Last Wednesday marked my senior’s game first official playtesting session. Sure, people tested Tumbleton’s Fortune earlier while it was in development, but it was mostly me asking them specific questions like how movement felt, were the levels too big or small, and what did they think of game mechanic A, B, C, etc.
This time was different – I set the game up at our 2 designated stations and started inviting people to come check it out. Overall, the feedback was mostly positive which to my delight was better than I expected.
Our main game mechanic involves players picking up powerup objects, and then attaching them anywhere in the level. Getting players to understand how to use this mechanic and what they can do with it is a hugely important task. If players can’t understand it, they won’t enjoy the game, and won’t be able to get past some of the later levels, no matter how good they are at platforming sections.
For our first official playtesting session, I chose to take a more freeform approach of not explaining everything to the player. I wanted to see if the mechanic was easy enough for players to figure out by themselves. I believe that the simplicity of a gameplay mechanic is closely tied with how “sticky” it is – how fun and intuitive it is to use. If a game revolves around a mechanic, it better be sticky, otherwise players will put down your game.
Once the players pick up a large, green and spinny powerup object (it will have particle effects emanating from it eventually so it will be impossible to miss), a message pops up on the screen: “You have picked up an object! Click on it and use it to help you cross the gap”.
And that was it. It was up to the players to figure out that you can click the object icon in the player’s inventory on the bottom right, position it on the screen, and place it.
Most players quickly figured it out after trying a couple things. A joyful “Aha!” moment followed their success which made me smile. Interestingly enough, after rolling across the bridge object that they just placed, none of the playtesters attempted to pick up the bridge object and reposition it or place it somewhere else. It’s true that I never mentioned that you can do that, but in player’s minds, once they used up an object to come up with a solution, they forgot about it.
Obviously, the directions won’t be so ambiguous in the final version of the game, but it was a nice experiment into the psyche of new players.

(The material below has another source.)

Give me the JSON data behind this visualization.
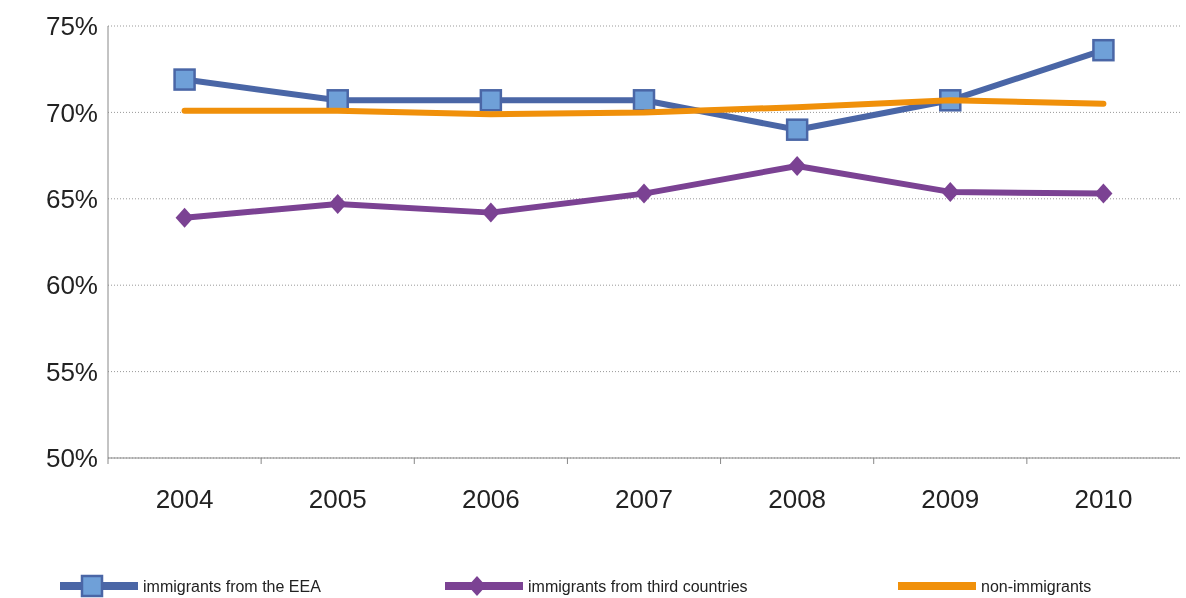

A couple playtesters weren’t sure that the object attachment worked anywhere on the environment, some thought objects could only snap to the ground. The 2nd puzzle where you have to attach platforms to a wall to vertically scale it aims to teach them that, and putting some text explaining that you can attach objects to a wall would solidify it.
Because of this however, I’m leaning more towards locking the object down after a puzzle that requires it is complete.
The movement of the ball (Tumbleton) was hailed as just right by almost everybody, which made me breath a sigh of relief. I spent a lot of time tweaking things like movement speed, velocity, friction, stopping speed, jumping height, and the general feel of the ball. It felt great knowing it paid off.
More importantly, players said that controlling the ball just felt fun. They enjoyed rolling and jumping around, which is a testament to the controls being sticky.
Multiple playtesters complained about how jerky and fast the camera rotation was, an issue I suspected they would bring up. I relayed this information back to the programmers and we quickly smoothened out camera rotation.
We had a similar issue earlier in development when zooming in or out the camera. You don’t want the camera to zoom via clicks – fast movements in or out. Instead, you want to smoothen it out so it has more of an analogue feel, similar to how most RTS games do it. We fixed that early on, and I suggested that we also do the same thing for camera rotation while we were at it, but we put it on hold at the time. I’m glad the problem is finally fixed.
Since the game is a mix of platforming and puzzle solving, some players said that it was kind of a bummer that after having so much fun jumping around and navigating the terrain, they had to stop and figure out how to solve a puzzle. I think they said that because this was the beginning of the game, and they quite didn’t know how to play it yet. In later levels, I anticipate players going through the levels in a more quicker pace.
This reminds me of the flow in Mirror’s Edge. Subsequent playthroughs of the game were always more fun than the first because you knew where to go and where to jump, which helped you keep the flow and speed of the game going.
Some playtesters also complemented our graphics technology like the bump mapping and shadows, a nod to our graphics programmer. Even though most of the textures in our game are placeholder (they look too realistic), it’s still nice to know that the technology is there.
In the end, Tumbleton’s Fortune playtest session #1 was a huge success, and I’m looking forward to doing more of these in the future.